В гостиных, когда зажигались во всех углах кружевные абажуры и озаряли фотографии камергеров, говорил глубокомысленный ценитель прекрасного, держа в одной руке чашку, в другой печенье и перекладывая подбородок с одного острия воротничка на другой:

— Талантливый человек! Одарен всесторонне и несомненно принадлежит к числу мятущихся натур!

И девушки вторили по углам:

— Ах, какая мятущаяся натура!

А завистливые юнцы спрашивали саркастически: «Как можно метаться, сидя в кресле?»

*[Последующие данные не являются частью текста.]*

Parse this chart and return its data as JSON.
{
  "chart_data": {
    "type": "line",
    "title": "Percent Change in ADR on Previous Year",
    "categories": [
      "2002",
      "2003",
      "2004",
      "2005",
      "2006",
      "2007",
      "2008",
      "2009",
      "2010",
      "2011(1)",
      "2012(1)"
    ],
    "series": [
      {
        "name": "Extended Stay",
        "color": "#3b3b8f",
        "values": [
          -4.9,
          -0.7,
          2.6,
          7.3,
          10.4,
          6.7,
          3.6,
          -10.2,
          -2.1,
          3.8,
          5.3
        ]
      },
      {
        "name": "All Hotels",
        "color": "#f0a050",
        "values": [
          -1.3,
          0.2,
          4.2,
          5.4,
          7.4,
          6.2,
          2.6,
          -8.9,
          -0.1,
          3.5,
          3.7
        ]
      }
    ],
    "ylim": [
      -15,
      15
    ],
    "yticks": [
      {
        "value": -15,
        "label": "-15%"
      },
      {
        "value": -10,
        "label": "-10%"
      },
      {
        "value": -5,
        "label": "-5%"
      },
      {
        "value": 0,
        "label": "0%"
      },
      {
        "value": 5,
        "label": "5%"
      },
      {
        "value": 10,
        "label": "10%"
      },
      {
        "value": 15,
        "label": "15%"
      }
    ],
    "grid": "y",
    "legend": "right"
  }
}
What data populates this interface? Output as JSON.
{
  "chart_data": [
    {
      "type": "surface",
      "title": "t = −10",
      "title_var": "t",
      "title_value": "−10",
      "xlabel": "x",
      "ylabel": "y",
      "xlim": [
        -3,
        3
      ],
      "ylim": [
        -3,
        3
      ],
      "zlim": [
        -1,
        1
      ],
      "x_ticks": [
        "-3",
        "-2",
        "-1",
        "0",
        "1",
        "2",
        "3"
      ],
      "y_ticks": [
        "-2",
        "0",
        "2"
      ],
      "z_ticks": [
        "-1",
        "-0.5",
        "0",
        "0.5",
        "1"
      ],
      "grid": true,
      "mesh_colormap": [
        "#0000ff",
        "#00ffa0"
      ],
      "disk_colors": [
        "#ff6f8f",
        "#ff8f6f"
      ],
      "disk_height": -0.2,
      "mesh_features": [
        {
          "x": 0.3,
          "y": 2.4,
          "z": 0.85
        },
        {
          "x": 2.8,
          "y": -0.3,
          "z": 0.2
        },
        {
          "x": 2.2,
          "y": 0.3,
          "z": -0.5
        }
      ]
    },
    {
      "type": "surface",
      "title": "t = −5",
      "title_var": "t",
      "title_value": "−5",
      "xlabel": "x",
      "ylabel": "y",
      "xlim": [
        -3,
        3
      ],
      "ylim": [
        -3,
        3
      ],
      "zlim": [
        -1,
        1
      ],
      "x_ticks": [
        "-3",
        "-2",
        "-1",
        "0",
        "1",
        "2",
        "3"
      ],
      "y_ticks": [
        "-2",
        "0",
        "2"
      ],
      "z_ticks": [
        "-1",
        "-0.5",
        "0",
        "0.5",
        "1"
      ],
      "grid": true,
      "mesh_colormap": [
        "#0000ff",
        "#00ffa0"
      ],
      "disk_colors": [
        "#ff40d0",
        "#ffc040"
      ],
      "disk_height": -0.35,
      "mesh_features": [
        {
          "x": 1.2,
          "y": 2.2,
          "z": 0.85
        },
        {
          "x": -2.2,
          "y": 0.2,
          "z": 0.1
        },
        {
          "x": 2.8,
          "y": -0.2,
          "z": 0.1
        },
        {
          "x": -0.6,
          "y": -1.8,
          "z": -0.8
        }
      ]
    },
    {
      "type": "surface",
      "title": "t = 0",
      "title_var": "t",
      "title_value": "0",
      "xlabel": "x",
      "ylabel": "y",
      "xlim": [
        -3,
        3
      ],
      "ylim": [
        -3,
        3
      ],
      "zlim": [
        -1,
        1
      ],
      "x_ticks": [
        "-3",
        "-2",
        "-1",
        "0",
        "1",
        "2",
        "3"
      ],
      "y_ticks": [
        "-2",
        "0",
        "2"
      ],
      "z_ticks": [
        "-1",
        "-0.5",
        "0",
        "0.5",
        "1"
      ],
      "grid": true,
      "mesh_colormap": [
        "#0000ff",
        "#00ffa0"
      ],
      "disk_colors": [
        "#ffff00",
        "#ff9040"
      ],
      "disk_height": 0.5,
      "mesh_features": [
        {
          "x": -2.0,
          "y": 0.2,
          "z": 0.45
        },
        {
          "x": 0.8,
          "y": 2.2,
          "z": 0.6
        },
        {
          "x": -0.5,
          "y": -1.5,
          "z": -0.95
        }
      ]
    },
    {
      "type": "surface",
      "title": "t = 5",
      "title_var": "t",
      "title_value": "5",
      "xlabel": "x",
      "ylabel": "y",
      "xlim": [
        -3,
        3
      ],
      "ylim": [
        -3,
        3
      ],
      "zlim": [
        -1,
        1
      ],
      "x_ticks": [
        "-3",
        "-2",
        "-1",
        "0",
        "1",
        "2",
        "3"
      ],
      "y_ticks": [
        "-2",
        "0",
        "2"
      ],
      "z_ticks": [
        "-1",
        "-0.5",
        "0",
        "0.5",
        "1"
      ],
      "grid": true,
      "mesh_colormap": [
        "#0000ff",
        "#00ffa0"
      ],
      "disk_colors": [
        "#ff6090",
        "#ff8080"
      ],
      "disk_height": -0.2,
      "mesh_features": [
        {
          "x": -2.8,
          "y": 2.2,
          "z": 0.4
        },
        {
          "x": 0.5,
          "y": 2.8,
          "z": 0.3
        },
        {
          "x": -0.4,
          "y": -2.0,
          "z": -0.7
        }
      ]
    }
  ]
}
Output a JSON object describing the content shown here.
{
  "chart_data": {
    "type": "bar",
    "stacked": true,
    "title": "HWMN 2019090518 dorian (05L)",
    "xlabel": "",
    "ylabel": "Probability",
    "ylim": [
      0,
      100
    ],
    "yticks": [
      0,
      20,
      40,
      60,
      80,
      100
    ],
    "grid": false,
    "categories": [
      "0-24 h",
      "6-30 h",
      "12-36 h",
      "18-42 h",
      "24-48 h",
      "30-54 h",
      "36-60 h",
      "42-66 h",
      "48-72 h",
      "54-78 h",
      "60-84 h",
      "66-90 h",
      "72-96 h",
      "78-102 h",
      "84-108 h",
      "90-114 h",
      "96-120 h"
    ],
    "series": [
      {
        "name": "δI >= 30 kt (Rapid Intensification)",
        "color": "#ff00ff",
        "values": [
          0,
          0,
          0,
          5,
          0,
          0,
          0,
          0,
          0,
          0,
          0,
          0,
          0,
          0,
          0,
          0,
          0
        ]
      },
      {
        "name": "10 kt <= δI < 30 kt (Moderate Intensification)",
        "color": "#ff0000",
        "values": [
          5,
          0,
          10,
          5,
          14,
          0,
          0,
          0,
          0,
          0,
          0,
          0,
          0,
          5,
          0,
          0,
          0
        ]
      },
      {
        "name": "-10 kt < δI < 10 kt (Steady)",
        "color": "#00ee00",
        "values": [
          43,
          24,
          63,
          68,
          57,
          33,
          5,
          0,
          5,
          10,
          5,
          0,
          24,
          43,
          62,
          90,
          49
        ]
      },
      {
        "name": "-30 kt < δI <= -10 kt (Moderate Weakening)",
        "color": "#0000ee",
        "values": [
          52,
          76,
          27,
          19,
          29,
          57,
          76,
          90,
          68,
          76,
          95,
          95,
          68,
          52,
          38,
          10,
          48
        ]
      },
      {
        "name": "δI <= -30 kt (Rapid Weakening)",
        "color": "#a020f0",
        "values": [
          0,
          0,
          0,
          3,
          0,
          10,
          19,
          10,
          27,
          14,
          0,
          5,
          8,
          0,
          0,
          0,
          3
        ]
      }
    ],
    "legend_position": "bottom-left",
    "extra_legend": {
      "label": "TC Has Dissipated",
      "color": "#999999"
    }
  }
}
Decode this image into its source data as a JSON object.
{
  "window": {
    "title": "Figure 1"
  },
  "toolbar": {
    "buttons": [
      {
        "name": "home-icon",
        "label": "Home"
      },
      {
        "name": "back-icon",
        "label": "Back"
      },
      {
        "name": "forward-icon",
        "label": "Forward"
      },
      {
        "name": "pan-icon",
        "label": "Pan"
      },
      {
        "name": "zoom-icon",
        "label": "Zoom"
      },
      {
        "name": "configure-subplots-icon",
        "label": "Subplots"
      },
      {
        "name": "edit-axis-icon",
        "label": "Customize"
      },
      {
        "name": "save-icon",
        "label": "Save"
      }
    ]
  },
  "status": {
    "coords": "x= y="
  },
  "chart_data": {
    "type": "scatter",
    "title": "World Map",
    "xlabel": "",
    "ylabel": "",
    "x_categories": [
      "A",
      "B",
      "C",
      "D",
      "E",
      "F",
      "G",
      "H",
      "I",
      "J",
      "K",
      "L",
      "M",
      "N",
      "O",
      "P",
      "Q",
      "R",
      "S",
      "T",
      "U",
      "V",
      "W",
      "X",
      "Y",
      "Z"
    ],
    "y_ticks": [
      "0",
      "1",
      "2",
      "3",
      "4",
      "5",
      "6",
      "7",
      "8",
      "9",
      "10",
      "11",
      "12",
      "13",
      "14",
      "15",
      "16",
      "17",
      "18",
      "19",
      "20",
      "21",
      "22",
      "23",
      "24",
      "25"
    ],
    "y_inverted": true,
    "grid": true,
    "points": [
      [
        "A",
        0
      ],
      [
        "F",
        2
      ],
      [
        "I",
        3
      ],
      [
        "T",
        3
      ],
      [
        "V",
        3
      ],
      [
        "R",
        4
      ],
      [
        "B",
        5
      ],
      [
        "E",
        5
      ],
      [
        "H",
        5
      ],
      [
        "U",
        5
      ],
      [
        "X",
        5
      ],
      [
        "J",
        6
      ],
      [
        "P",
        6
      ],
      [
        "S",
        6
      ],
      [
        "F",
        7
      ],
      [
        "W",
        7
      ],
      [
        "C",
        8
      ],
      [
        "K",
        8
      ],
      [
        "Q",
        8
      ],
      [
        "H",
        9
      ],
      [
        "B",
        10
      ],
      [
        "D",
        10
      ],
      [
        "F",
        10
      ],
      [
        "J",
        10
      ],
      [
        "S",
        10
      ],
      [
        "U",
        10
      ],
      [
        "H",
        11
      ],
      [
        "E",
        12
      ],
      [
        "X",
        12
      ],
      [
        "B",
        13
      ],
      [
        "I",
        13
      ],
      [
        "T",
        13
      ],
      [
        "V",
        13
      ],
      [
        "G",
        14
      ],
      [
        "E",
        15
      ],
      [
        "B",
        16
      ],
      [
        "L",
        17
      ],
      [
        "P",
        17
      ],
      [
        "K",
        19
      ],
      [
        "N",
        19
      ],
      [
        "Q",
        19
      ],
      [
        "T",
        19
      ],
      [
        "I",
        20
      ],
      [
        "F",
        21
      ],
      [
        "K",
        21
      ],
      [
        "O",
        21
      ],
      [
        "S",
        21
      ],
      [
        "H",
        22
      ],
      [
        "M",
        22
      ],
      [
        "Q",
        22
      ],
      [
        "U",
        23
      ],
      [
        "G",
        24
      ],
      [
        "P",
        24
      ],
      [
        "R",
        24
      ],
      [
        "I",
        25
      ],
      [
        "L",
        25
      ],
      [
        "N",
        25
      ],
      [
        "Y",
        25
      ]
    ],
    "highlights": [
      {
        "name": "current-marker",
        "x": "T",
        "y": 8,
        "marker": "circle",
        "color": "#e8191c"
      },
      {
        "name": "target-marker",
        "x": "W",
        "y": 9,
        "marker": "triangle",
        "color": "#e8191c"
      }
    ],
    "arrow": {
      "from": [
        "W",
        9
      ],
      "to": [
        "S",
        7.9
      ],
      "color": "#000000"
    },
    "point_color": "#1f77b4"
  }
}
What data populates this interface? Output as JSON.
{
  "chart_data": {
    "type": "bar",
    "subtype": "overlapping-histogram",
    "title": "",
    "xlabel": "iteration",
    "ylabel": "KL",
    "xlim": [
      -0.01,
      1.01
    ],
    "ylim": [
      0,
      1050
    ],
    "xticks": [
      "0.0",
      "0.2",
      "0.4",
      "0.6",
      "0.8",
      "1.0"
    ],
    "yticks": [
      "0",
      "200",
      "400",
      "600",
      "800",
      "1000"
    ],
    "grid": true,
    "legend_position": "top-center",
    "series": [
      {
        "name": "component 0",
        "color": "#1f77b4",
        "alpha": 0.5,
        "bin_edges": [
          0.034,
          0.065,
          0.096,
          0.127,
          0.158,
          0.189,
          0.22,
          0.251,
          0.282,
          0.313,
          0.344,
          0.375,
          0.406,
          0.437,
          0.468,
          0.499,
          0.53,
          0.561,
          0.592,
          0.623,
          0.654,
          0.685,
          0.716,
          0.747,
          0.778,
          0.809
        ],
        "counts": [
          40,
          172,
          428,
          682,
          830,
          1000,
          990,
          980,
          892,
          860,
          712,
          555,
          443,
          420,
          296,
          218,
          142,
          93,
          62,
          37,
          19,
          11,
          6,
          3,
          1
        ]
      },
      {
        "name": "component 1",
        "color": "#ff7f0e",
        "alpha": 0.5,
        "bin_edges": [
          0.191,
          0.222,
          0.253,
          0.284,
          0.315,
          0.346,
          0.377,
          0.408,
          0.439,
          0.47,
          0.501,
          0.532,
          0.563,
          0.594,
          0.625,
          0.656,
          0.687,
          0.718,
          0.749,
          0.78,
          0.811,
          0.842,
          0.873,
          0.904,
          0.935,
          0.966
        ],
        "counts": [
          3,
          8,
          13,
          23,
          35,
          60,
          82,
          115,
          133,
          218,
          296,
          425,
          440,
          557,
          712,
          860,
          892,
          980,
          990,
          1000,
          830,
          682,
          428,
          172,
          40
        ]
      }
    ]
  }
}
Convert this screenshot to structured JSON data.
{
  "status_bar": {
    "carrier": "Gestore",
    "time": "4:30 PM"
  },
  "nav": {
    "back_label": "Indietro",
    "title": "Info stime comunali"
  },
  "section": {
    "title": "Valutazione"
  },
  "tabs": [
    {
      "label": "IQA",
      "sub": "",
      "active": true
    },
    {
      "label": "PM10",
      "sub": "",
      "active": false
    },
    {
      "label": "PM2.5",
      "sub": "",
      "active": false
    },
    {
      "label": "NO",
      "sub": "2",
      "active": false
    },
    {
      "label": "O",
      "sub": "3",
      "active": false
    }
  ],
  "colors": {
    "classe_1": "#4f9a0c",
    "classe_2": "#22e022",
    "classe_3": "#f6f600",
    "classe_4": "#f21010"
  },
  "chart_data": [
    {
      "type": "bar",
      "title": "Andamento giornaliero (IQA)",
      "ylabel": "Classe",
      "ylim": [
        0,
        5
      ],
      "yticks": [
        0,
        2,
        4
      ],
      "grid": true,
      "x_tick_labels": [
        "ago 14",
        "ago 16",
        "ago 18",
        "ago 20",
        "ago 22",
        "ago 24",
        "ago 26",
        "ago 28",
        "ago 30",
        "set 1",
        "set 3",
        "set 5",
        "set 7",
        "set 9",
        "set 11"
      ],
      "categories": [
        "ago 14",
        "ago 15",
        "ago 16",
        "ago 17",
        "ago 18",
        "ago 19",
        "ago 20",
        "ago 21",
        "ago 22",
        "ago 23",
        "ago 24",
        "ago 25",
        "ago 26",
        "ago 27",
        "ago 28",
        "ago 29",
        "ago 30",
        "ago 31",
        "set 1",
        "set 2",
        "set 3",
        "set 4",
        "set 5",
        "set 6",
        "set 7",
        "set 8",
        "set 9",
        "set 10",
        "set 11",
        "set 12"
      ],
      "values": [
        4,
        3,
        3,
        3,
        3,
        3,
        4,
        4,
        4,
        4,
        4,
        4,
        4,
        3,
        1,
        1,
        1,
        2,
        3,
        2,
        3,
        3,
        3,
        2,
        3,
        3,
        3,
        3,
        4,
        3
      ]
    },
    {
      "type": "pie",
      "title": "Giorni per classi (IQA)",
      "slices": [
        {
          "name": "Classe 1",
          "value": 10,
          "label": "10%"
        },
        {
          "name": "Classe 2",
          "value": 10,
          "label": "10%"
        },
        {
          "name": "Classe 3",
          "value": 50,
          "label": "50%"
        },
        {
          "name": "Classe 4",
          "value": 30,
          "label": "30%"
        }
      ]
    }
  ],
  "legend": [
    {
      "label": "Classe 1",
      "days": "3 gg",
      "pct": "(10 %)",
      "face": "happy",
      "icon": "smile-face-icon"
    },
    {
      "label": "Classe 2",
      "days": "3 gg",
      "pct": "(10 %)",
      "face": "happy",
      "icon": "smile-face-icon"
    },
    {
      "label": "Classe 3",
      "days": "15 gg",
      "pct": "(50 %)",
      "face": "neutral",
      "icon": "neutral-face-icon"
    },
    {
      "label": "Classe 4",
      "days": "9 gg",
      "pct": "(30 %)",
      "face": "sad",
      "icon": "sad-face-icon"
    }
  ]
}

Говорят, одна девица, придя навестить ту самую старушку-тетку и не застав ее дома — предлог это был наиочевиднейший, — решила подождать и, зайдя, задыхаясь от ужаса, в пустой кабинет Петра Алексеевича, прочла в раскрытом на столе дневнике:


«17 февраля. Жизнь моя будет необыкновенна, ибо чую в себе великие силы. Лучше быть великим и несчастным, чем счастливым и невеликим (зачеркнуто), малым (зачеркнуто), ничтожным (подчеркнуто).

18 февраля. Посетил передвижную выставку. Слышал, как стоявший рядом со мной чиновник сказал жене, указывая на „Владимира Маковского“: „Хорошо этак с гитаркой посумерничать. На столе самоварчик! Тепло! Тихо этак… Красота!“ Он счастлив по-своему. Ему нетесно в мансарде, а мне тесно во вселенной!»

Тут, говорят, девица случайно взглянула в олимпийские глаза великого Гете, взвизгнула и опрометью побежала домой, так что лакей, догнав ее уже на улице, не без борьбы надел на нее шубу и шапочку.

И такие случаи, говорят, повторялись.

Княгиня Олелегова горевала, что ее сын материалист, и советовалась с той же тетушкой, как быть, но тетушка качала головою.

— Ведь мой Петя не пример, — говорила она, — у него кровь! Ведь моя бабушка — рожденная герцогиня Монпарнас, троюродная сестра Шатобриана.

И княгиня Олелегова ехала домой, расстроенная, и в своей роскошной передней натыкалась на трех взъерошенных, которые, принимая из рук презрительного швейцара дырявые пальто, спорили о каком-то капитале, словно наследство делили.

Любопытная девица была болтлива, и слухи о дневнике дошли, говорят, до самой madame Vie, которая в это время в платье, усыпанном блестками, исчезавшем совсем, когда она сидела, пила шампанское и наблюдала аргентинское танго. А докладывавший ей об этом остробородый черт во фраке с орхидеей прибавил, лизнув ее в напудренное плечо:

— Чемодан уложил! В кругосветное путешествие едет! Всем европейским «кукам» телеграммы посланы!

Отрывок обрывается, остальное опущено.